There are actually lists of words if you don't want to have to think of your own on the spot: http://www.speedcubing.com/chris/memo-words.html https://www.speedsolving.com/wiki/index.php/BLD_Memorization


----------



## FinnTheCuber101 (Mar 26, 2017)

Boneless said:


> There are actually lists of words if you don't want to have to think of your own on the spot: http://www.speedcubing.com/chris/memo-words.html https://www.speedsolving.com/wiki/index.php/BLD_Memorization


Thanks! I'll look into this.


----------



## Boneless (Mar 26, 2017)

FinnTheCuber101 said:


> Thanks!
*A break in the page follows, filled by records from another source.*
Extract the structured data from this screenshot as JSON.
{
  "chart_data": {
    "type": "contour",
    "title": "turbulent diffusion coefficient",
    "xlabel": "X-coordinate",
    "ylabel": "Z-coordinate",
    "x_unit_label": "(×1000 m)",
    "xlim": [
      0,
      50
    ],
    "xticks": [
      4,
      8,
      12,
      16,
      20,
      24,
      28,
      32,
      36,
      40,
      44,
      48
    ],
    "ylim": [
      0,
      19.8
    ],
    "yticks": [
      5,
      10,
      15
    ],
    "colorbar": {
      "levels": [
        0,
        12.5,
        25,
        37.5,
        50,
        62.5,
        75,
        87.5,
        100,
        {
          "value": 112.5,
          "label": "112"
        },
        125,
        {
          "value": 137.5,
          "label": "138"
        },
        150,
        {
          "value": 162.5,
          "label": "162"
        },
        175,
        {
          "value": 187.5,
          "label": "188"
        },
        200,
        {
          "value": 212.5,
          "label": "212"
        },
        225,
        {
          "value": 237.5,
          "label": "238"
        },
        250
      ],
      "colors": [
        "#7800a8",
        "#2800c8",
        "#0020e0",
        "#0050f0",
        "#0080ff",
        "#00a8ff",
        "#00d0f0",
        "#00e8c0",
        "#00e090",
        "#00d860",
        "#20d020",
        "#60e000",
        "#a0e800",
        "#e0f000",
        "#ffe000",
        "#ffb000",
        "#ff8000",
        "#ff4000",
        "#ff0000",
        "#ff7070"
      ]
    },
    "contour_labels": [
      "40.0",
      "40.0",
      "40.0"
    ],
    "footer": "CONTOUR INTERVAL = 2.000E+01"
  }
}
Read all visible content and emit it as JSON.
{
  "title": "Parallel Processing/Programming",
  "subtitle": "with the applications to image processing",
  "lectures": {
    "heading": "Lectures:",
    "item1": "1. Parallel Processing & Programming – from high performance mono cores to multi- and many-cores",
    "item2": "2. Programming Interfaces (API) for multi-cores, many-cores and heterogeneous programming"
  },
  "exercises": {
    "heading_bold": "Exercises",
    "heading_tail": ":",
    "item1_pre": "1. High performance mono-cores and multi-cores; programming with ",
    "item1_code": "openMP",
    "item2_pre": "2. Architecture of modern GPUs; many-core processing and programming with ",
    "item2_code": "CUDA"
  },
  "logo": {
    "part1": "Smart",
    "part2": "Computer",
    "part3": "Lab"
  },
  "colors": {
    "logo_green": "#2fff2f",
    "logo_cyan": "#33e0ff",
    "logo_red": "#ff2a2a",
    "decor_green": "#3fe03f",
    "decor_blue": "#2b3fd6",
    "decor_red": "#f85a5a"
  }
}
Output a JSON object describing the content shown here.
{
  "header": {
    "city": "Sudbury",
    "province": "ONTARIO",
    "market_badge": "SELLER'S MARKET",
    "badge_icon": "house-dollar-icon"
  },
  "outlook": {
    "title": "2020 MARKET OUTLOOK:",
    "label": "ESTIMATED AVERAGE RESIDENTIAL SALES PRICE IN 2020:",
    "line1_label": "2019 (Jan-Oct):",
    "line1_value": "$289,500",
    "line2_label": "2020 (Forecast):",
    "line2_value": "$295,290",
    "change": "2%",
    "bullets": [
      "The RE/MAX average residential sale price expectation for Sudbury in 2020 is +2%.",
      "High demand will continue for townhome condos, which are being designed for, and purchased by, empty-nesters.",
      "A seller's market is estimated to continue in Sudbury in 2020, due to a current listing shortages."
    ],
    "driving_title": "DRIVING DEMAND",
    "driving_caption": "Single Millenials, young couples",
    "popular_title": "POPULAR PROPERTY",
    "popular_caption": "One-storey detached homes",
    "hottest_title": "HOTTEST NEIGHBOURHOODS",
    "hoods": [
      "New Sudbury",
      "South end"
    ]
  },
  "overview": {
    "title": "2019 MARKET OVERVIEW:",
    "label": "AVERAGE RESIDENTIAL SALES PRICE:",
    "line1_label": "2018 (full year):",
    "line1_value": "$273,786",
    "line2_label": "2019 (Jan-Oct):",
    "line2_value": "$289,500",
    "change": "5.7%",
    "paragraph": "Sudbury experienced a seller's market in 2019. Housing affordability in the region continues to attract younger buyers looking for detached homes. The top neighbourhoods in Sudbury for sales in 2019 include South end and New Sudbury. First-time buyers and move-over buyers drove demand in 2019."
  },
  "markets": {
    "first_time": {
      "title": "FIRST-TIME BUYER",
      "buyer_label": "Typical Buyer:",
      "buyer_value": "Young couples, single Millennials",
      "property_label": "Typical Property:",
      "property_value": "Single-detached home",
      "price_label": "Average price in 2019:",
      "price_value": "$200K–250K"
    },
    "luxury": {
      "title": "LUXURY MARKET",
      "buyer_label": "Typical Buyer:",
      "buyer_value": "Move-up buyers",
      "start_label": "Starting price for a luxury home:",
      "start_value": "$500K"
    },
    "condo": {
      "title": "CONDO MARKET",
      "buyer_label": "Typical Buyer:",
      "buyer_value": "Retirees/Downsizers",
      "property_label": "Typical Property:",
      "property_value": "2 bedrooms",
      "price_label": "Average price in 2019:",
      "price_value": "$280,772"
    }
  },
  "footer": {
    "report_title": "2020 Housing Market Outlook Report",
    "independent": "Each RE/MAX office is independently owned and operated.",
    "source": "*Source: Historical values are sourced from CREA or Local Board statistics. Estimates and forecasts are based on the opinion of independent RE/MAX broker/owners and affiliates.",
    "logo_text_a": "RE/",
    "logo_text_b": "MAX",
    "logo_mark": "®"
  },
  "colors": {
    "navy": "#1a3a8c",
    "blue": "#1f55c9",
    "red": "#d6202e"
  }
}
I'll look into this.


No problem!


----------



## newtonbase (Mar 26, 2017)

This is a nice resource for finding famous people http://peoplebyinitials.com


----------



## lucarubik (Mar 26, 2017)

I group the most uncommon letters together, v and w are the same sticker for example, also i group vowels together so i get more vowel not vowel pairs, (i dont but i would if it didnt crush with my not letter pairs standard bld memo system) that would mean changing the letter scheme but if you are down better now than later, i always thought having a random scheme was stupid af


----------



## Ollie (Mar 26, 2017)

See my signature.


----------